M. Daly a fait remarquer que, bien que des correctifs aient été apportés à une petite part des problèmes observés, la mise en œuvre demeure une préoccupation : « Le changement est ambigu et nous ne savons toujours pas comment il sera mis en œuvre. Pourquoi les étudiants anglophones doivent-ils suivre autant de cours supplémentaires? », se demande-t-il. « Ils n’ont toujours pas consulté les commissions scolaires ni les éducateurs. Ils font de la politique avec les droits des anglophones et l'éducation des étudiants pour obtenir plus de votes; ce n'est pas bien ».
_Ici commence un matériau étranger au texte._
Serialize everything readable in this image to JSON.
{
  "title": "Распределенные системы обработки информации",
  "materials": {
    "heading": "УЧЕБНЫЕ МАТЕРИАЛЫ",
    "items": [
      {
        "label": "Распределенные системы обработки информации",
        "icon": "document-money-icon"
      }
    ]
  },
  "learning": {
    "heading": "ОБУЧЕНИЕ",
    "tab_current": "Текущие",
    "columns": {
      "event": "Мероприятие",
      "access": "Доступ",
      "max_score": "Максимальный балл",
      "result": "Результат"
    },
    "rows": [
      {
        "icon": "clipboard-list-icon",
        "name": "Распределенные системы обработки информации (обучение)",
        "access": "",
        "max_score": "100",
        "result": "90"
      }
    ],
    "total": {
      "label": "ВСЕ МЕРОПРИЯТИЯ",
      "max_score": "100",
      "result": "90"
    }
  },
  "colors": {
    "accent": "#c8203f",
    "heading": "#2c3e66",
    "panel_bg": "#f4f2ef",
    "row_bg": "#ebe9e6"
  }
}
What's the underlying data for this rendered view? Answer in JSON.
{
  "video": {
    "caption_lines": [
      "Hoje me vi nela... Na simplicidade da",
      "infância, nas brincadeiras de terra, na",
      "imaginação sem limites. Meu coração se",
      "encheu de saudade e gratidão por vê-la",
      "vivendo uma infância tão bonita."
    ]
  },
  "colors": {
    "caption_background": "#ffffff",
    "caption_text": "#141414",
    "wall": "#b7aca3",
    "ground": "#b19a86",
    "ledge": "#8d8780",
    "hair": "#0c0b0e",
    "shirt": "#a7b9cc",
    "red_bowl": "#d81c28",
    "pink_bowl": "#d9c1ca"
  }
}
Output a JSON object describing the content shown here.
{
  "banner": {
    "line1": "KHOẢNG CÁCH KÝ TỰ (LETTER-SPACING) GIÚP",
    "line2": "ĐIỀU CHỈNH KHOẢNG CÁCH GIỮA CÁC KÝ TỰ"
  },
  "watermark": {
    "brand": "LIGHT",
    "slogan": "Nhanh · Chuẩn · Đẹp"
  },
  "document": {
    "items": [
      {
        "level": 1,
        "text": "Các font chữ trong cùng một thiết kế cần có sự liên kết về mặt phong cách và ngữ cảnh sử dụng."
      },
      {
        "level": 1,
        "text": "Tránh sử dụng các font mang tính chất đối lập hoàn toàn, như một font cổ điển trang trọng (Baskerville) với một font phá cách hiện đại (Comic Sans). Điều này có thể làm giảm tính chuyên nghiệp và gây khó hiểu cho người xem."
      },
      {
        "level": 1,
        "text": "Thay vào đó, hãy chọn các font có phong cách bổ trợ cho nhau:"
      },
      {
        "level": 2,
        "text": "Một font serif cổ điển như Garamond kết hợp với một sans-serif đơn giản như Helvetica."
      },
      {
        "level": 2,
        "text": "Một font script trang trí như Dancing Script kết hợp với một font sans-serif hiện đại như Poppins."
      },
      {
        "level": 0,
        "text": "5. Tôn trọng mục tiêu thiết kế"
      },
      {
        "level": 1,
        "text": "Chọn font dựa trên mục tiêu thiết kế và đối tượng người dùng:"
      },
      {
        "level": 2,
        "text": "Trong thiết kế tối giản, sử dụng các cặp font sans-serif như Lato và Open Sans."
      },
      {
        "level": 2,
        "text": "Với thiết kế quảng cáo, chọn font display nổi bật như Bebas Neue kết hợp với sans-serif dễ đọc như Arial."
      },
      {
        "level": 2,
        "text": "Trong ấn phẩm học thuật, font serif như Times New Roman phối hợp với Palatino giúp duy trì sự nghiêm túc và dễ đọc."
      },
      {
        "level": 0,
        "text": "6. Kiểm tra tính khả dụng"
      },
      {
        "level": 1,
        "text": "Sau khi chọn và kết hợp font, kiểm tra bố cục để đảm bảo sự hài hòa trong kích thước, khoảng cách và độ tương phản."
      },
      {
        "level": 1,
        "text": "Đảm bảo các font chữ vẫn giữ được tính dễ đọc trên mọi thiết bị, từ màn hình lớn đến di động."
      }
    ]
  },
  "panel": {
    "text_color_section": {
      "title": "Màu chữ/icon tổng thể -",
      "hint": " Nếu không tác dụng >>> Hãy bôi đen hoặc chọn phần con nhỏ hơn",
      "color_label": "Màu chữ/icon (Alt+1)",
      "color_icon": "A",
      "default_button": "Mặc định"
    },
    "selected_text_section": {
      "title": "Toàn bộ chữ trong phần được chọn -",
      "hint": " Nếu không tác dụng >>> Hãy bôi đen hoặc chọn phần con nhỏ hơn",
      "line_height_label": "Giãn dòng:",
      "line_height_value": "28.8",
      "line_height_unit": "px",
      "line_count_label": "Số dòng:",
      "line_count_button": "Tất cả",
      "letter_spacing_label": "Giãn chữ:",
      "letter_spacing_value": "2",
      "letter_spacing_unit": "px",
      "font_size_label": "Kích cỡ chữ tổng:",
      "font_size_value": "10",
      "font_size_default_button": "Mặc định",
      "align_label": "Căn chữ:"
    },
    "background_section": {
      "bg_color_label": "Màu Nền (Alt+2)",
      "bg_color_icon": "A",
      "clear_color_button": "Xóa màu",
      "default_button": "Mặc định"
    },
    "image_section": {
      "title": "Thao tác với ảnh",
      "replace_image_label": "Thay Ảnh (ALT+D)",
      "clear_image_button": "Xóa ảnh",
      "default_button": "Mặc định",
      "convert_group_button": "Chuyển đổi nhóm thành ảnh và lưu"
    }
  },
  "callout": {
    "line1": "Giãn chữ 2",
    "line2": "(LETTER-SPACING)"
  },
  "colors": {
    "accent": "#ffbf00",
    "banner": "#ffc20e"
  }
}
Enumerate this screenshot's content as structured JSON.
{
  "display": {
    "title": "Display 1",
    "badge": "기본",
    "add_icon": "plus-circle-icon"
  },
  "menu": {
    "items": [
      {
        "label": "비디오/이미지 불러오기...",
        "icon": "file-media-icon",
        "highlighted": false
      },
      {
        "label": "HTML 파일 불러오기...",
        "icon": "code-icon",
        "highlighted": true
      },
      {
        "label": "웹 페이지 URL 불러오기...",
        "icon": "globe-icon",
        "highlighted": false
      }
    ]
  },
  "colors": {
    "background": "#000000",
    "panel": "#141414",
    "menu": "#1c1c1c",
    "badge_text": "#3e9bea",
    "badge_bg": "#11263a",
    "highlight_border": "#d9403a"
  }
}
Les experts en éducation ont exprimé leur inquiétude quant à l'amendement libéral et à d'autres aspects du projet de loi 96 ayant trait aux élèves ayant des besoins spéciaux et aux mesures de soutien. Stephanie Michaud, francophone et mère d'un enfant ayant des besoins spéciaux, a entamé l'éducation de sa fille dans le système francophone. Après le diagnostic d'autisme de sa fille, elle a constaté que l'approche du système francophone à l'égard des enfants ayant des besoins spéciaux laissait à désirer. « J'ai décidé de me tourner vers la CSWQ, qui met de l’avant une approche inclusive et universelle, par exemple en fournissant une aide supplémentaire dans une salle de classe régulière. Je n'ai aucune idée de ce que ce projet de loi signifiera pour elle. Seront-ils exclus (les besoins spéciaux)? Le manque de consultation avec notre communauté est simplement le reflet de l’approche isolationniste qui est bien ancrée dans de nombreuses institutions québécoises (commissions scolaires francophones et système de santé) lorsqu'il s'agit de la communauté autiste du Québec ». Le projet de loi plafonne également le nombre d'étudiants qui peuvent accéder aux CEGEPS anglais, indépendamment de la croissance démographique.